Куда же дальше? Кто не ворует? Какой контингент? Ученые? А кто в соавторы всякие лезет, кто младшего по званию за батрака держит? Кто еще?.. Писатели? А горы никому не нужной макулатуры — .это что, не воровство? А то, что па хороших писателей в результате бумаги не хватает, это как?

Солдат не ворует… Да и украсть ему нечего и негде. А если и стянет с поля огурец или яблоко из сада, так это не во грех. Солдат всегда есть хочет. А про генералов, про их дачи я и говорить не хочу.

Так что же теперь, всю страну сажать? Да и как? Колючей проволокой ее, что ли, обнести и ввести лагерный режим? Так она и без того обнесена границей, а граница, как известно, на замке. Стыдно!

И за то, что работать не любим и поэтому не умеем. И за то, что общественного воровства не стыдимся. И за то, что, несмотря на мою двадцатилетнюю образцовую службу, жизнь в поселке с каждым годом все хуже и хуже, хоть и богаче на первый взгляд.

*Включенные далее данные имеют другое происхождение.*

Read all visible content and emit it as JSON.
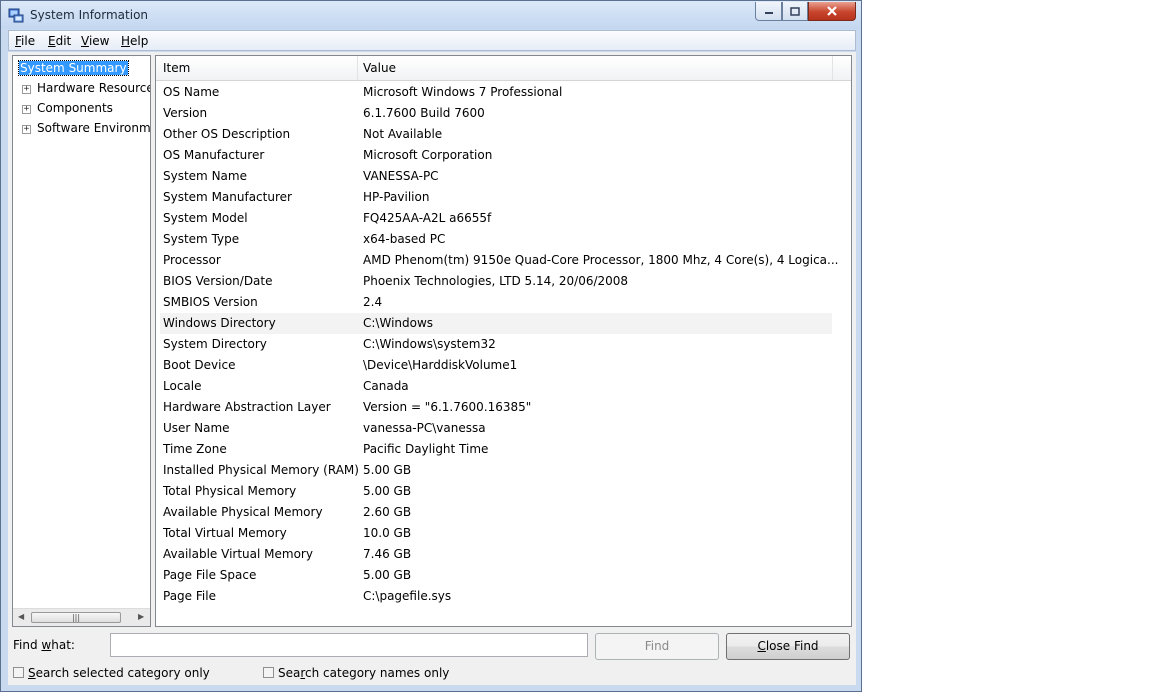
{
  "window": {
    "title": "System Information"
  },
  "menu": [
    {
      "accel": "F",
      "rest": "ile"
    },
    {
      "accel": "E",
      "rest": "dit"
    },
    {
      "accel": "V",
      "rest": "iew"
    },
    {
      "accel": "H",
      "rest": "elp"
    }
  ],
  "tree": {
    "selected": "System Summary",
    "items": [
      "Hardware Resources",
      "Components",
      "Software Environment"
    ]
  },
  "grid": {
    "columns": {
      "item": "Item",
      "value": "Value"
    },
    "rows": [
      {
        "item": "OS Name",
        "value": "Microsoft Windows 7 Professional"
      },
      {
        "item": "Version",
        "value": "6.1.7600 Build 7600"
      },
      {
        "item": "Other OS Description",
        "value": "Not Available"
      },
      {
        "item": "OS Manufacturer",
        "value": "Microsoft Corporation"
      },
      {
        "item": "System Name",
        "value": "VANESSA-PC"
      },
      {
        "item": "System Manufacturer",
        "value": "HP-Pavilion"
      },
      {
        "item": "System Model",
        "value": "FQ425AA-A2L a6655f"
      },
      {
        "item": "System Type",
        "value": "x64-based PC"
      },
      {
        "item": "Processor",
        "value": "AMD Phenom(tm) 9150e Quad-Core Processor, 1800 Mhz, 4 Core(s), 4 Logica..."
      },
      {
        "item": "BIOS Version/Date",
        "value": "Phoenix Technologies, LTD 5.14, 20/06/2008"
      },
      {
        "item": "SMBIOS Version",
        "value": "2.4"
      },
      {
        "item": "Windows Directory",
        "value": "C:\\Windows"
      },
      {
        "item": "System Directory",
        "value": "C:\\Windows\\system32"
      },
      {
        "item": "Boot Device",
        "value": "\\Device\\HarddiskVolume1"
      },
      {
        "item": "Locale",
        "value": "Canada"
      },
      {
        "item": "Hardware Abstraction Layer",
        "value": "Version = \"6.1.7600.16385\""
      },
      {
        "item": "User Name",
        "value": "vanessa-PC\\vanessa"
      },
      {
        "item": "Time Zone",
        "value": "Pacific Daylight Time"
      },
      {
        "item": "Installed Physical Memory (RAM)",
        "value": "5.00 GB"
      },
      {
        "item": "Total Physical Memory",
        "value": "5.00 GB"
      },
      {
        "item": "Available Physical Memory",
        "value": "2.60 GB"
      },
      {
        "item": "Total Virtual Memory",
        "value": "10.0 GB"
      },
      {
        "item": "Available Virtual Memory",
        "value": "7.46 GB"
      },
      {
        "item": "Page File Space",
        "value": "5.00 GB"
      },
      {
        "item": "Page File",
        "value": "C:\\pagefile.sys"
      }
    ]
  },
  "find": {
    "label_accel": "Find ",
    "label_u": "w",
    "label_rest": "hat:",
    "value": "",
    "find_button": "Find",
    "close_accel": "C",
    "close_rest": "lose Find",
    "search_selected": {
      "accel": "S",
      "rest": "earch selected category only"
    },
    "search_names": {
      "pre": "Sea",
      "accel": "r",
      "rest": "ch category names only"
    }
  }
}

Стыдно за то, что тот ворюга с перстнями и в бобрах пьет за Советскую власть, которая дала ему все, что он имеет… Стыдно…

И только одна спасительная мысль так и не пришла ему в голову. И автор не подсказал… Мысль простая и утешительная. Во всяком случае дающая возможность жить: не будь его, старшего лейтенанта Васильева, с его двадцатичетырехлетним образцовым служением, в поселке жилось бы еще хуже.

После посещения профессора Курьева всю обратную дорогу Васильева мучил незаданный ему вопрос: сыграли ли свою отрицательную роль побои, полученные Фоминым недавно? Наверное, нет, думал Васильев, он же сказал, что нужно было год назад приходить. Значит, болезнь началась год назад или еще раньше.